Here's what I mean: http://syn.cs.pdx.edu/~jsnow/glome/Glome.hs-noartifact.png http://syn.cs.pdx.edu/~jsnow/glome/Glome.hs-artifact.png
Here's the offending code, run "./make" and "./run" and you should see the artifacts if your setup is the same as mine. (Requires OpenGL.) http://syn.cs.pdx.edu/~jsnow/glome/glome.hs-0.2-bug.tar.gz
The artifacts also go away if I use -fvia-C. It doesn't seem to matter whether I use Floats or Doubles in the rendering code. The artifacts also show up with -O1. Have I stumbled across a known compiler bug? Or perhaps an OpenGL bug? (The bug could, of course, be in my code, but then one might expect to get the same erroneous output every time regardless of compiler flags.)

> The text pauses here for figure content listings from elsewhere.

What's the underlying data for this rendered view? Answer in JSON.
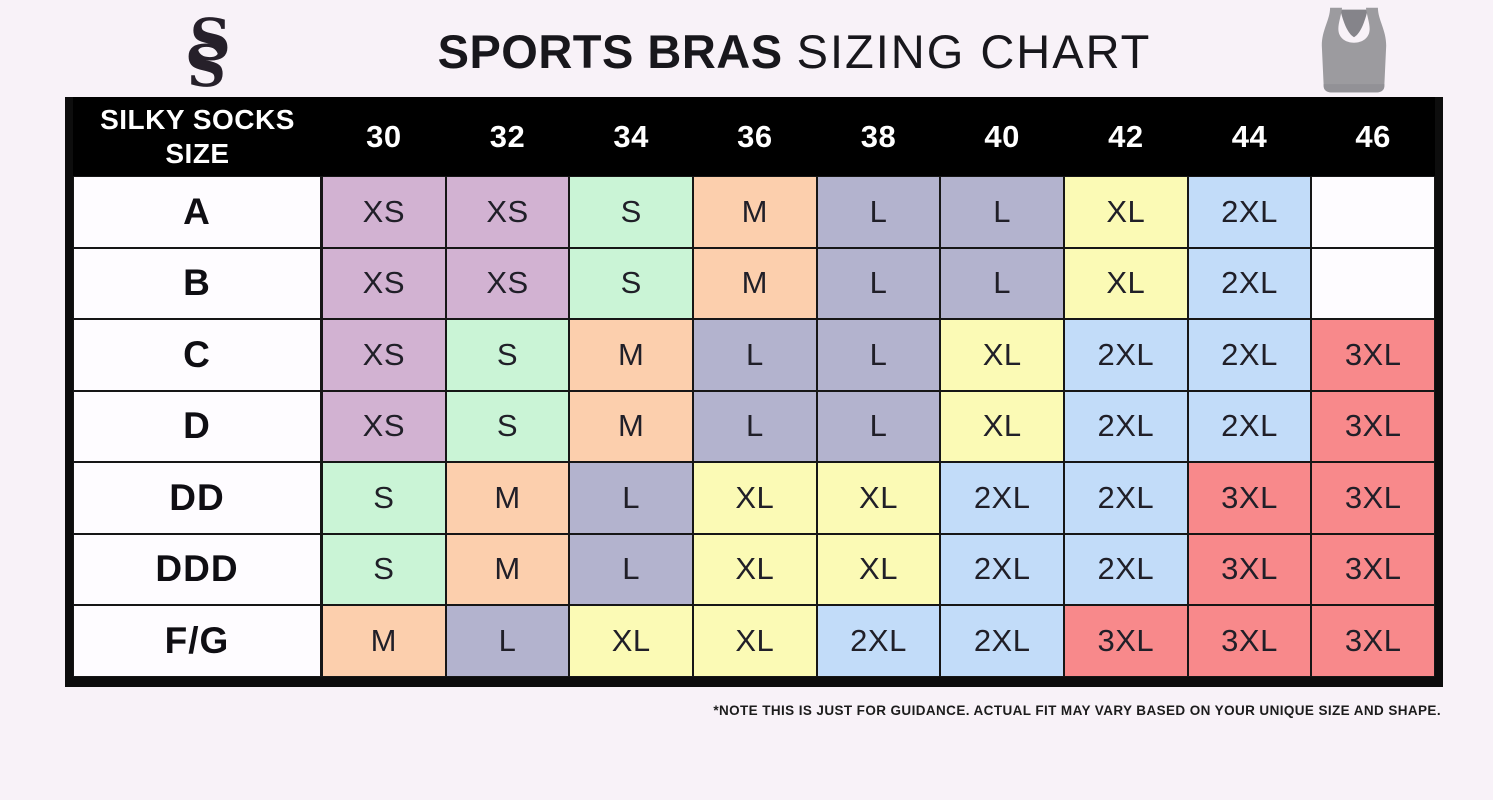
{
  "header": {
    "monogram": "S",
    "title_bold": "SPORTS BRAS",
    "title_regular": "SIZING CHART",
    "logo_icon": "interlocked-s-monogram",
    "bra_icon": "gray-racerback-sports-bra"
  },
  "chart_data": {
    "type": "table",
    "title": "SPORTS BRAS SIZING CHART",
    "corner_header": [
      "SILKY SOCKS",
      "SIZE"
    ],
    "columns": [
      "30",
      "32",
      "34",
      "36",
      "38",
      "40",
      "42",
      "44",
      "46"
    ],
    "rows": [
      {
        "label": "A",
        "cells": [
          "XS",
          "XS",
          "S",
          "M",
          "L",
          "L",
          "XL",
          "2XL",
          ""
        ]
      },
      {
        "label": "B",
        "cells": [
          "XS",
          "XS",
          "S",
          "M",
          "L",
          "L",
          "XL",
          "2XL",
          ""
        ]
      },
      {
        "label": "C",
        "cells": [
          "XS",
          "S",
          "M",
          "L",
          "L",
          "XL",
          "2XL",
          "2XL",
          "3XL"
        ]
      },
      {
        "label": "D",
        "cells": [
          "XS",
          "S",
          "M",
          "L",
          "L",
          "XL",
          "2XL",
          "2XL",
          "3XL"
        ]
      },
      {
        "label": "DD",
        "cells": [
          "S",
          "M",
          "L",
          "XL",
          "XL",
          "2XL",
          "2XL",
          "3XL",
          "3XL"
        ]
      },
      {
        "label": "DDD",
        "cells": [
          "S",
          "M",
          "L",
          "XL",
          "XL",
          "2XL",
          "2XL",
          "3XL",
          "3XL"
        ]
      },
      {
        "label": "F/G",
        "cells": [
          "M",
          "L",
          "XL",
          "XL",
          "2XL",
          "2XL",
          "3XL",
          "3XL",
          "3XL"
        ]
      }
    ],
    "size_colors": {
      "XS": "#d2b2d2",
      "S": "#caf4d6",
      "M": "#fccfad",
      "L": "#b3b3ce",
      "XL": "#fbfab5",
      "2XL": "#c2dcf9",
      "3XL": "#f8898b",
      "": "#fefcff"
    },
    "layout": {
      "header_bg": "#000000",
      "header_text": "#ffffff",
      "page_bg": "#f8f2f8",
      "border": "#0d0d0d"
    }
  },
  "footer": {
    "note": "*NOTE THIS IS JUST FOR GUIDANCE. ACTUAL FIT MAY VARY BASED ON YOUR UNIQUE SIZE AND SHAPE."
  }
}
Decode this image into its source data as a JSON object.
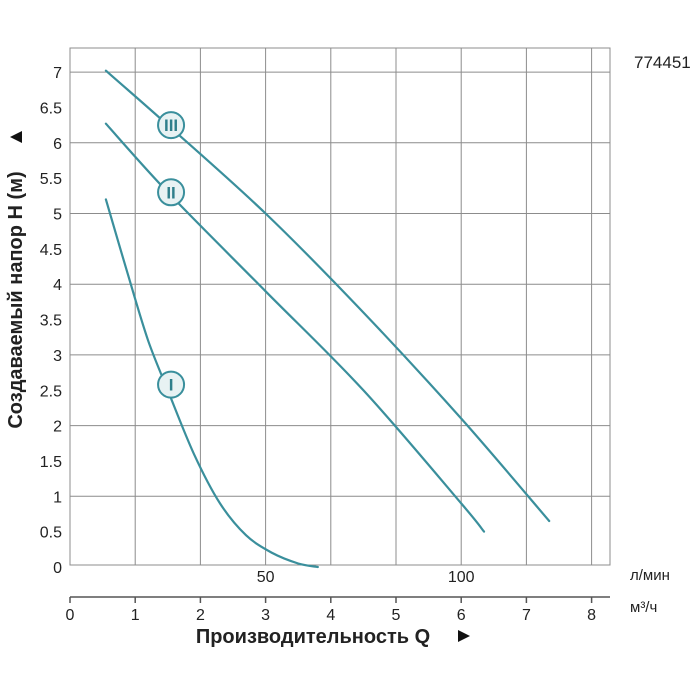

To reiterate, I'm using ghc 8.6.2.
You probably mean 6.8.2.
Yes, my mistake. 6.8.2.
Works for me in all cases.
% uname -a Linux madhatter 2.6.22-gentoo-r8 #6 PREEMPT Sat Oct 20 04:19:22 GMT 2007 i686 AMD Turion(tm) 64 Mobile Technology ML-40 AuthenticAMD GNU/Linux % ghc --version The Glorious Glasgow Haskell Compilation System, version 6.8.2
Looks to me like Glome is depending on some very fine details of floating point arithmetic.
Luke
After looking into this for awhile, I found that the problem was that in computing my Blinn factor: blinn = fmax 0 $ (vdot halfangle n) ** shine the (vdot halfangle n) was sometimes negative, resulting in blinn being "NaN". OpenGL apparently interprets "NaN" as "1.0" for the purposes of color*, so those patches were rendered bright white. It's still a bit mysterious why the case where (vdot halfangle n) is negative only occurs if I compile with "-fasm", but I can work around it for now. -jim * I'm using the binary-only nvidia drivers; different OpenGL implementations may behave differently.